LNG Bunker Solutions

A NEW CONCEPT BASED ON FIELD-PROVEN TECHNOLOGY

This concept of LNG bunkering is based on an existing, field proven system, applied for many years, for hydrocarbons and mainly be found in
north European ports like Rotterdam, Amsterdam, Antwerp and Hamburg.

This concept consists of a rigid boom with in parallel running hard piped components. Points of rotation of this boom are bridged with swivel joints.
The final connecting element towards a ship is a flexible hose that is lifted on board of the receiving vessel with the bunker boom.

This existing design is used as a basis and specifically adjusted for LNG application, such as usage of a field proven LNG hose and the development of a convenient electric, hydraulically actuated emergency breakaway coupler. This results in an extreme reliable and efficient bunkering solution with the widest possible reach so as to serve any different vessels, not limited to a pre-determined or type of vessels.

Bunkering

In itself the boom is both a lifting structure and a transfer system.

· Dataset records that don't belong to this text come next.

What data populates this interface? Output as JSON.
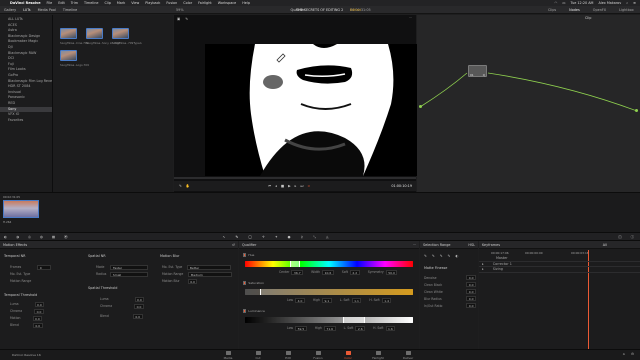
{
  "macos": {
    "apple": "",
    "app_name": "DaVinci Resolve",
    "menus": [
      "File",
      "Edit",
      "Trim",
      "Timeline",
      "Clip",
      "Mark",
      "View",
      "Playback",
      "Fusion",
      "Color",
      "Fairlight",
      "Workspace",
      "Help"
    ],
    "clock": "Tue 12:20 AM",
    "user": "Alex Makarov"
  },
  "toolbar": {
    "left_tabs": [
      "Gallery",
      "LUTs",
      "Media Pool",
      "Timeline"
    ],
    "zoom": "59%",
    "viewer_title": "Qualifier",
    "project": "THE SECRETS OF EDITING 2",
    "status": "Edited",
    "timecode": "00:02:31:05",
    "right_tabs": [
      "Clips",
      "Nodes",
      "OpenFX",
      "Lightbox"
    ],
    "clip_label": "Clip"
  },
  "media_tree": {
    "items": [
      "ALL LUTs",
      "ACES",
      "Astra",
      "Blackmagic Design",
      "Bookmaker Magic",
      "DJI",
      "Blackmagic RAW",
      "DCI",
      "Fuji",
      "Film Looks",
      "GoPro",
      "Blackmagic Film Log Reverse",
      "HDR ST 2084",
      "Invisual",
      "Panasonic",
      "RED",
      "Sony",
      "VFX IO",
      "Favorites"
    ],
    "selected_index": 16
  },
  "thumbs": [
    {
      "label": "SLog3SGa..Cine.709"
    },
    {
      "label": "SLog3SGa..Sony LC-709"
    },
    {
      "label": "SLog3SGa..709TypeA"
    },
    {
      "label": "SLog3SGa..Logo.709"
    }
  ],
  "viewer": {
    "timecode": "01:00:10:19",
    "transport": [
      "skip-start",
      "step-back",
      "stop",
      "play",
      "step-forward",
      "skip-end",
      "loop"
    ]
  },
  "nodes": {
    "node_label": "01",
    "node_subtitle": "Q"
  },
  "clip": {
    "timecode": "00:02:31:05",
    "track": "V1",
    "codec": "H.264"
  },
  "motion_effects": {
    "title": "Motion Effects",
    "temporal_nr": "Temporal NR",
    "frames_label": "Frames",
    "frames_value": "0",
    "mo_est_type": "Mo. Est. Type",
    "motion_range": "Motion Range",
    "temporal_threshold": "Temporal Threshold",
    "luma_label": "Luma",
    "chroma_label": "Chroma",
    "motion_label": "Motion",
    "blend_label": "Blend",
    "zero": "0.0"
  },
  "spatial_nr": {
    "title": "Spatial NR",
    "mode_label": "Mode",
    "mode_value": "Faster",
    "radius_label": "Radius",
    "radius_value": "Small",
    "threshold_title": "Spatial Threshold",
    "luma_label": "Luma",
    "chroma_label": "Chroma",
    "blend_label": "Blend",
    "zero": "0.0"
  },
  "motion_blur": {
    "title": "Motion Blur",
    "type_label": "Mo. Est. Type",
    "type_value": "Better",
    "range_label": "Motion Range",
    "range_value": "Medium",
    "blur_label": "Motion Blur",
    "blur_value": "0.0"
  },
  "qualifier": {
    "title": "Qualifier",
    "hue": {
      "label": "Hue",
      "center": "36.7",
      "width": "10.6",
      "soft": "2.2",
      "sym": "50.0",
      "center_label": "Center",
      "width_label": "Width",
      "soft_label": "Soft",
      "sym_label": "Symmetry"
    },
    "saturation": {
      "label": "Saturation",
      "low": "4.0",
      "high": "9.1",
      "lsoft": "1.1",
      "hsoft": "1.4",
      "low_label": "Low",
      "high_label": "High",
      "lsoft_label": "L. Soft",
      "hsoft_label": "H. Soft"
    },
    "luminance": {
      "label": "Luminance",
      "low": "59.5",
      "high": "71.6",
      "lsoft": "2.6",
      "hsoft": "1.6",
      "low_label": "Low",
      "high_label": "High",
      "lsoft_label": "L. Soft",
      "hsoft_label": "H. Soft"
    }
  },
  "selection_range": {
    "title": "Selection Range",
    "matte_finesse": "Matte Finesse",
    "items": [
      "Denoise",
      "Clean Black",
      "Clean White",
      "Blur Radius",
      "In/Out Ratio"
    ],
    "values": [
      "0.0",
      "0.0",
      "0.0",
      "0.0",
      "0.0"
    ],
    "hsl": "HSL"
  },
  "keyframes": {
    "title": "Keyframes",
    "filter": "All",
    "timecodes": [
      "00:00:17:06",
      "00:00:00:00",
      "00:00:03:16"
    ],
    "rows": [
      "Master",
      "Corrector 1",
      "Sizing"
    ]
  },
  "pages": [
    {
      "label": "Media"
    },
    {
      "label": "Cut"
    },
    {
      "label": "Edit"
    },
    {
      "label": "Fusion"
    },
    {
      "label": "Color"
    },
    {
      "label": "Fairlight"
    },
    {
      "label": "Deliver"
    }
  ],
  "active_page": "Color",
  "bottom_left": "DaVinci Resolve 16",
  "colors": {
    "accent": "#ec5a35",
    "selection": "#4a7bc6",
    "node_line": "#8fd14f"
  }
}
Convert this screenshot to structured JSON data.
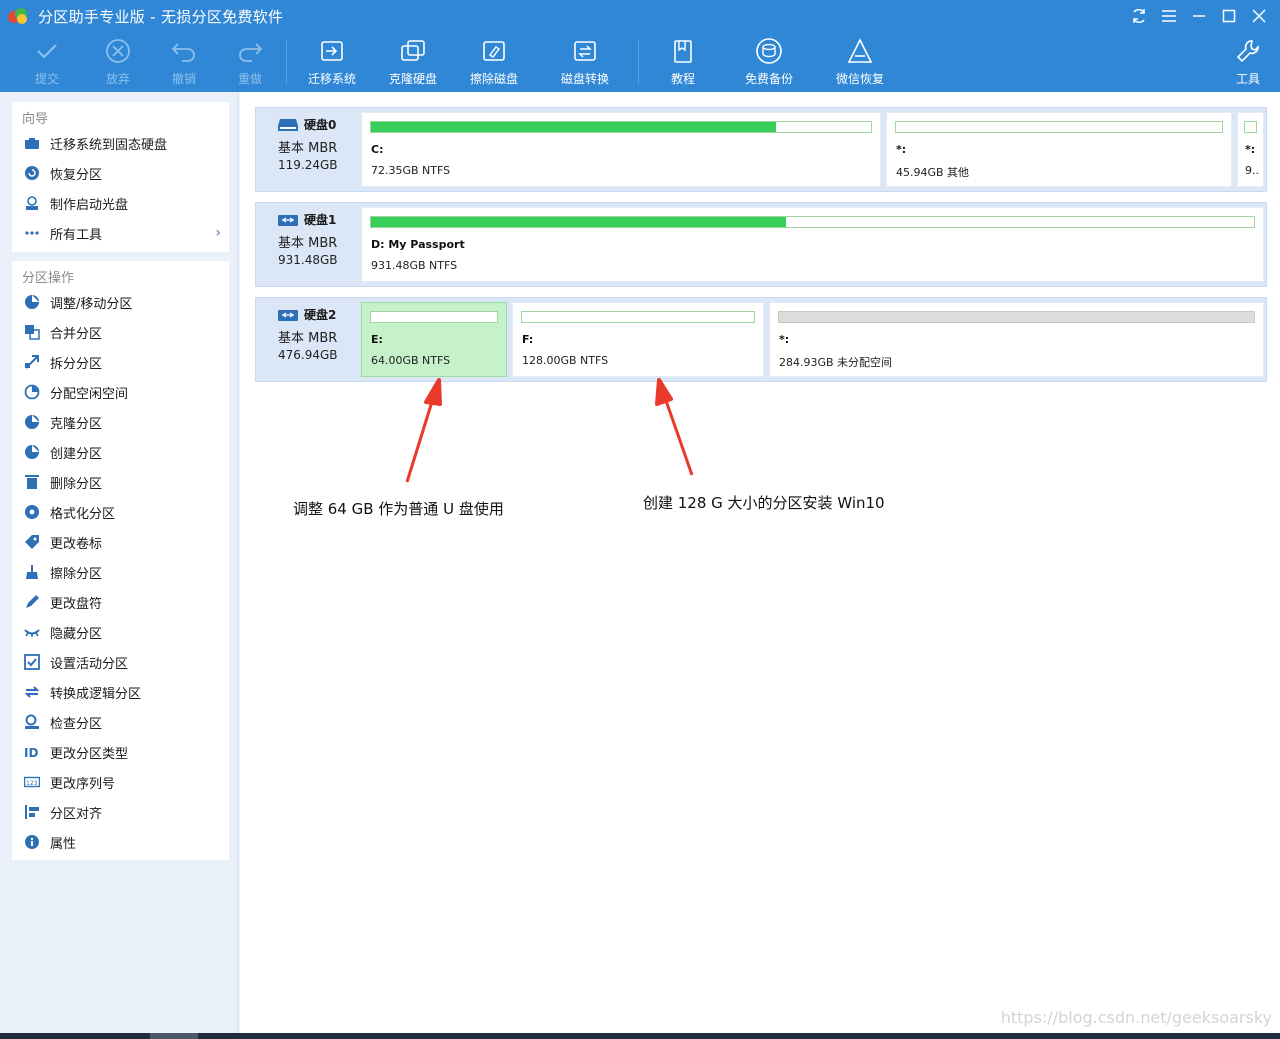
{
  "window": {
    "title": "分区助手专业版 - 无损分区免费软件",
    "controls": [
      "refresh-icon",
      "menu-icon",
      "minimize-icon",
      "maximize-icon",
      "close-icon"
    ]
  },
  "toolbar": {
    "commit": "提交",
    "discard": "放弃",
    "undo": "撤销",
    "redo": "重做",
    "migrate_os": "迁移系统",
    "clone_disk": "克隆硬盘",
    "wipe_disk": "擦除磁盘",
    "disk_convert": "磁盘转换",
    "tutorial": "教程",
    "free_backup": "免费备份",
    "wechat_recover": "微信恢复",
    "tools": "工具"
  },
  "sidebar": {
    "wizard_title": "向导",
    "wizard_items": [
      {
        "label": "迁移系统到固态硬盘",
        "icon": "migrate-icon"
      },
      {
        "label": "恢复分区",
        "icon": "recover-icon"
      },
      {
        "label": "制作启动光盘",
        "icon": "bootdisk-icon"
      },
      {
        "label": "所有工具",
        "icon": "more-icon"
      }
    ],
    "ops_title": "分区操作",
    "ops_items": [
      {
        "label": "调整/移动分区",
        "icon": "resize-icon"
      },
      {
        "label": "合并分区",
        "icon": "merge-icon"
      },
      {
        "label": "拆分分区",
        "icon": "split-icon"
      },
      {
        "label": "分配空闲空间",
        "icon": "allocate-icon"
      },
      {
        "label": "克隆分区",
        "icon": "clone-icon"
      },
      {
        "label": "创建分区",
        "icon": "create-icon"
      },
      {
        "label": "删除分区",
        "icon": "delete-icon"
      },
      {
        "label": "格式化分区",
        "icon": "format-icon"
      },
      {
        "label": "更改卷标",
        "icon": "label-icon"
      },
      {
        "label": "擦除分区",
        "icon": "wipe-icon"
      },
      {
        "label": "更改盘符",
        "icon": "letter-icon"
      },
      {
        "label": "隐藏分区",
        "icon": "hide-icon"
      },
      {
        "label": "设置活动分区",
        "icon": "active-icon"
      },
      {
        "label": "转换成逻辑分区",
        "icon": "convert-icon"
      },
      {
        "label": "检查分区",
        "icon": "check-icon"
      },
      {
        "label": "更改分区类型",
        "icon": "id-icon"
      },
      {
        "label": "更改序列号",
        "icon": "serial-icon"
      },
      {
        "label": "分区对齐",
        "icon": "align-icon"
      },
      {
        "label": "属性",
        "icon": "info-icon"
      }
    ]
  },
  "disks": [
    {
      "name": "硬盘0",
      "type": "基本 MBR",
      "size": "119.24GB",
      "partitions": [
        {
          "label": "C:",
          "info": "72.35GB NTFS",
          "used_fraction": 0.81
        },
        {
          "label": "*:",
          "info": "45.94GB 其他",
          "used_fraction": 0
        },
        {
          "label": "*:",
          "info": "9..",
          "used_fraction": 0
        }
      ]
    },
    {
      "name": "硬盘1",
      "type": "基本 MBR",
      "size": "931.48GB",
      "partitions": [
        {
          "label": "D: My Passport",
          "info": "931.48GB NTFS",
          "used_fraction": 0.47
        }
      ]
    },
    {
      "name": "硬盘2",
      "type": "基本 MBR",
      "size": "476.94GB",
      "partitions": [
        {
          "label": "E:",
          "info": "64.00GB NTFS",
          "used_fraction": 0,
          "selected": true
        },
        {
          "label": "F:",
          "info": "128.00GB NTFS",
          "used_fraction": 0
        },
        {
          "label": "*:",
          "info": "284.93GB 未分配空间",
          "used_fraction": 0,
          "unallocated": true
        }
      ]
    }
  ],
  "annotations": {
    "left": "调整 64 GB 作为普通 U 盘使用",
    "right": "创建 128 G 大小的分区安装 Win10",
    "arrow_color": "#e8392c"
  },
  "watermark": "https://blog.csdn.net/geeksoarsky",
  "colors": {
    "titlebar": "#2f87d6",
    "used_bar": "#37cf59",
    "selected_partition": "#c6f2c9"
  }
}
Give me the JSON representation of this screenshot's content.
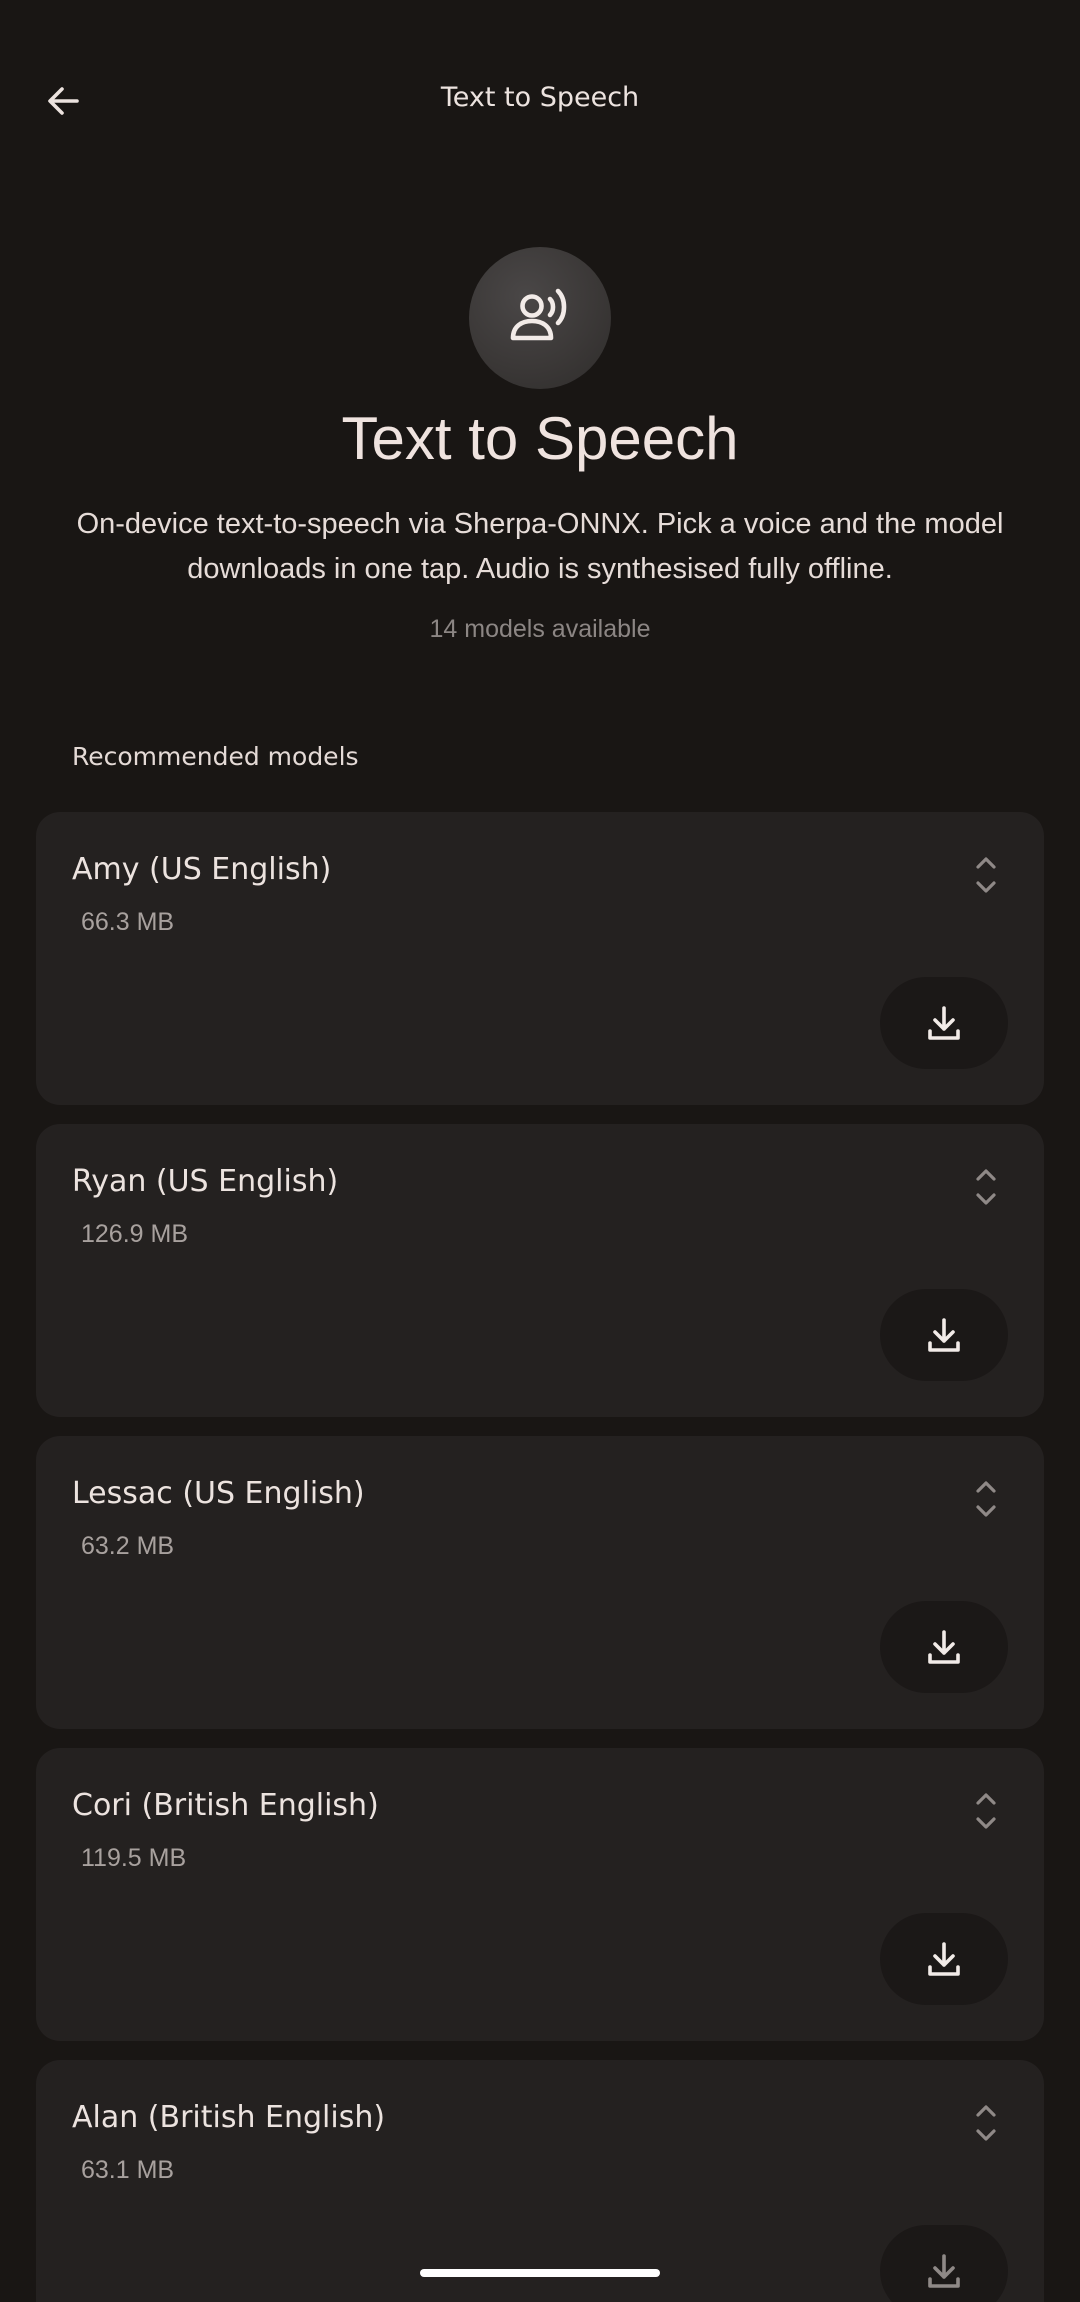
{
  "topbar": {
    "title": "Text to Speech",
    "back_icon": "arrow-left-icon"
  },
  "hero": {
    "icon": "voice-speaker-icon",
    "title": "Text to Speech",
    "description": "On-device text-to-speech via Sherpa-ONNX. Pick a voice and the model downloads in one tap. Audio is synthesised fully offline.",
    "count": "14 models available"
  },
  "section": {
    "label": "Recommended models"
  },
  "models": [
    {
      "name": "Amy (US English)",
      "size": "66.3 MB"
    },
    {
      "name": "Ryan (US English)",
      "size": "126.9 MB"
    },
    {
      "name": "Lessac (US English)",
      "size": "63.2 MB"
    },
    {
      "name": "Cori (British English)",
      "size": "119.5 MB"
    },
    {
      "name": "Alan (British English)",
      "size": "63.1 MB"
    }
  ],
  "colors": {
    "background": "#191614",
    "card": "#242120",
    "text": "#ece3df",
    "muted": "#a8a19e"
  }
}
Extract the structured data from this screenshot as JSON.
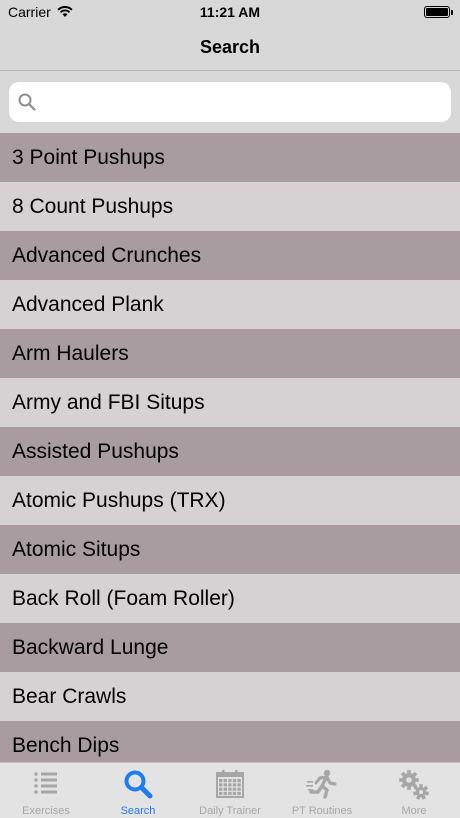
{
  "status_bar": {
    "carrier": "Carrier",
    "time": "11:21 AM"
  },
  "nav": {
    "title": "Search"
  },
  "search": {
    "placeholder": "",
    "value": ""
  },
  "exercises": [
    "3 Point Pushups",
    "8 Count Pushups",
    "Advanced Crunches",
    "Advanced Plank",
    "Arm Haulers",
    "Army and FBI Situps",
    "Assisted Pushups",
    "Atomic Pushups (TRX)",
    "Atomic Situps",
    "Back Roll (Foam Roller)",
    "Backward Lunge",
    "Bear Crawls",
    "Bench Dips"
  ],
  "tabs": [
    {
      "label": "Exercises",
      "icon": "list-icon",
      "active": false
    },
    {
      "label": "Search",
      "icon": "search-icon",
      "active": true
    },
    {
      "label": "Daily Trainer",
      "icon": "calendar-icon",
      "active": false
    },
    {
      "label": "PT Routines",
      "icon": "running-icon",
      "active": false
    },
    {
      "label": "More",
      "icon": "gears-icon",
      "active": false
    }
  ],
  "colors": {
    "row_dark": "#a89ca0",
    "row_light": "#d6d1d3",
    "tab_active": "#1e7cf2",
    "tab_inactive": "#a7a7a7"
  }
}
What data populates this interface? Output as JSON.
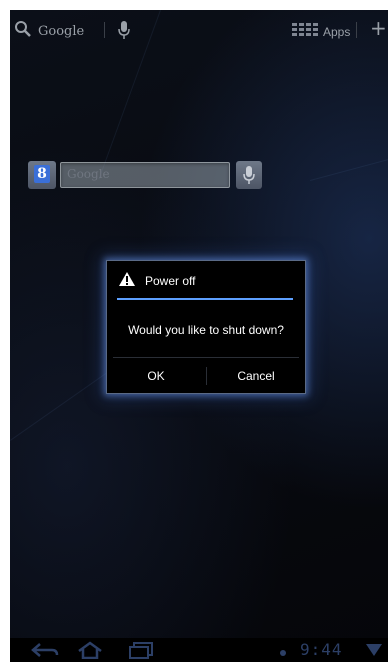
{
  "topbar": {
    "search_label": "Google",
    "search_icon": "search-icon",
    "mic_icon": "mic-icon",
    "apps_label": "Apps",
    "apps_icon": "apps-grid-icon",
    "add_icon": "plus-icon",
    "add_glyph": "+"
  },
  "widget": {
    "logo_letter": "8",
    "placeholder": "Google",
    "mic_icon": "mic-icon"
  },
  "dialog": {
    "title": "Power off",
    "title_icon": "warning-icon",
    "message": "Would you like to shut down?",
    "ok_label": "OK",
    "cancel_label": "Cancel",
    "accent": "#5ea0ff"
  },
  "systembar": {
    "back_icon": "back-icon",
    "home_icon": "home-icon",
    "recent_icon": "recent-apps-icon",
    "clock": "9:44"
  },
  "colors": {
    "background": "#080a10",
    "dialog_glow": "#6a8cdc",
    "text_dim": "#9aa0a8"
  }
}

The fact that the final element is a flexible hose is for mere practical reasons.
The big advantages of this bunkering vessel mounted arm are:

• The bunkering vessel is used for parallel berthing to allow bunkering of receiving vessels simultaneously with their commercial loading and
offloading activities thus minimizing docking time.

• The same bunker arm can be used to fill the bunker vessel from storage tank on shore. (bi-directional)

• A maximum of flexibility and very wide operation range to ensure a big variety in connection possibilities, as the position of bunker
connections on commercial vessels are not standardized like they are on oil and LPG/LNG carriers (per OCIMF);

bunker connections can be found on various places, sometimes even only reachable via a hatch in the hull of the ship.

For that reason it is impossible to design a fully hard piped system (similar to a Marine Loading Arm) that can reach all different locations and compensate for tremendous height differences between bunker vessel and receiving vessel.